Se nella richiesta di titolo abilitativo c'è discordanza tra quanto descritto nella relazione tecnica e quanto rappresentato nelle tavole grafiche, occorre dare prevalenza alla prima. È quanto afferma il Consiglio di Stato, trasferendo, nell'ambito delle autorizzazioni edilizie, il principio valido per i piani urbanistici, secondo cui se la parte normativa del piano è difforme da quanto si legge nelle tavole, il dato letterale, se formulato in modo chiaro, prevale sul segno grafico.
I giudici amministrativi enunciano tale principio nella sentenza 5416 del 2023 che affronta il caso della realizzazione di un muro di contenimento in una proprietà sita a Monterchi (Arezzo). Oggetto del contendere è la sua altezza che raggiunge, nella parte più alta, la quota di 2,35 metri (risultante dalla perizia asseverata prodotta dall'appellante nel primo grado di giudizio). Nella relazione tecnica allegata alla richiesta di titolo edilizio si affermava, invece, che il muro in questione avrebbe dovuto avere un'altezza compresa tra 1,00 e 1,20 m. La relazione prevedeva, infatti la realizzazione di «alcuni muretti di contenimento in muratura di pietrame, su idonea fondazione, dell'altezza massima di mt. 1.00/1.20». Sulle tavole grafiche, allegate alla domanda di permesso di costruire, si attestava, invece, - afferma l'appellante - che «l'altezza media del muro di contenimento» fosse «pari a 1,75 m».
Secondo l'appellante, «l'indicazione dell'altezza in 1,00-1,20 m contenuta nella relazione tecnica allegata alla domanda di concessione edilizia sarebbe un errore materiale, perché altrimenti il muro non avrebbe potuto svolgere la sua funzione di contenimento del terreno a monte».

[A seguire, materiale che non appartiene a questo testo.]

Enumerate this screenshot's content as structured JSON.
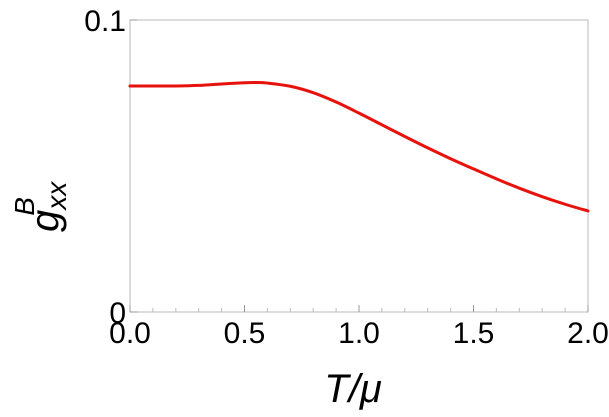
{
  "chart_data": {
    "type": "line",
    "title": "",
    "xlabel": "T/μ",
    "ylabel": {
      "base": "g",
      "superscript": "B",
      "subscript": "xx"
    },
    "xlim": [
      0.0,
      2.0
    ],
    "ylim": [
      0,
      0.1
    ],
    "x_ticks": [
      0.0,
      0.5,
      1.0,
      1.5,
      2.0
    ],
    "x_tick_labels": [
      "0.0",
      "0.5",
      "1.0",
      "1.5",
      "2.0"
    ],
    "y_ticks": [
      0,
      0.1
    ],
    "y_tick_labels": [
      "0",
      "0.1"
    ],
    "grid": false,
    "series": [
      {
        "color": "#e8120c",
        "x": [
          0.0,
          0.1,
          0.2,
          0.3,
          0.4,
          0.5,
          0.55,
          0.6,
          0.7,
          0.8,
          0.9,
          1.0,
          1.1,
          1.2,
          1.3,
          1.4,
          1.5,
          1.6,
          1.7,
          1.8,
          1.9,
          2.0
        ],
        "y": [
          0.0774,
          0.0774,
          0.0774,
          0.0776,
          0.0781,
          0.0785,
          0.0786,
          0.0784,
          0.0773,
          0.0751,
          0.0719,
          0.0681,
          0.0641,
          0.0601,
          0.0562,
          0.0525,
          0.049,
          0.0456,
          0.0424,
          0.0395,
          0.0369,
          0.0346
        ]
      }
    ]
  }
}
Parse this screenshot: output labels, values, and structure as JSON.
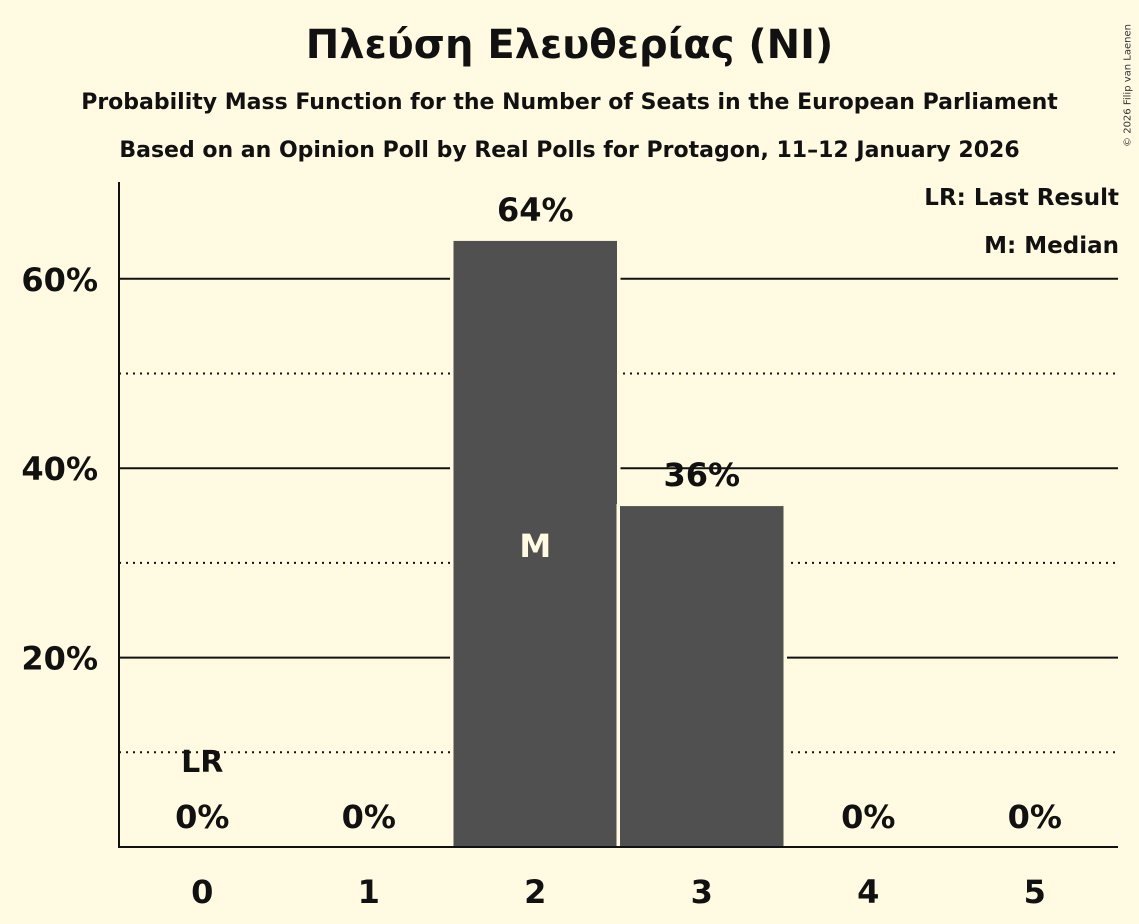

Inflessibili i giudici, che non riscontrano la presenza di alcuna prova che porti a ritenere che nella relazione tecnica la diversa indicazione delle altezze rispetto a quanto riportato nei disegni sia ascrivibile a un refuso. Inoltre - affermano i giudici del Consiglio di Stato - nella tavola progettuale indicata dall'appellante «vi sono indicate (con triangoli rovesciati bianchi e grigi) le sole quote, attuali e di progetto, del terreno e non anche quelle dei muri di contenimento».
Comunque - secondo i giudici amministrativi - «in caso di discordanza tra quanto descritto nella relazione tecnica allegata alla domanda di concessione edilizia e quanto rappresentato graficamente nelle tavole progettuali occorre dare prevalenza alla prima, sulla base dello stesso principio valevole in tema di discordanza tra parte normativa e parte grafica dei piani urbanistici, in quanto la valenza del dato letterale, ove il medesimo sia formulato in modo chiaro, prevale su quella del segno grafico».
«Nel caso di specie - si legge ancora nella sentenza -, la realizzazione di un muro di contenimento che, anziché essere contenuto entro il limite assentito di un'altezza compresa tra 1,00 e 1,20 m., raggiunge i 2,35 m. (cioè un'altezza pressoché doppia) è certamente ascrivibile al novero delle modifiche sostanziali dell'opera, vieppiù se si considera che anche una semplice sopraelevazione autonoma di un muro di contenimento richiede il permesso di costruire in quanto si presenti idonea ad alterare stabilmente lo stato dei luoghi».
Giusta, dunque, l'ordinanza del Comune con cui si intimava di riportare il muro di contenimento all'altezza descritta nella relazione tecnica allegata alla richiesta di titolo abilitativo.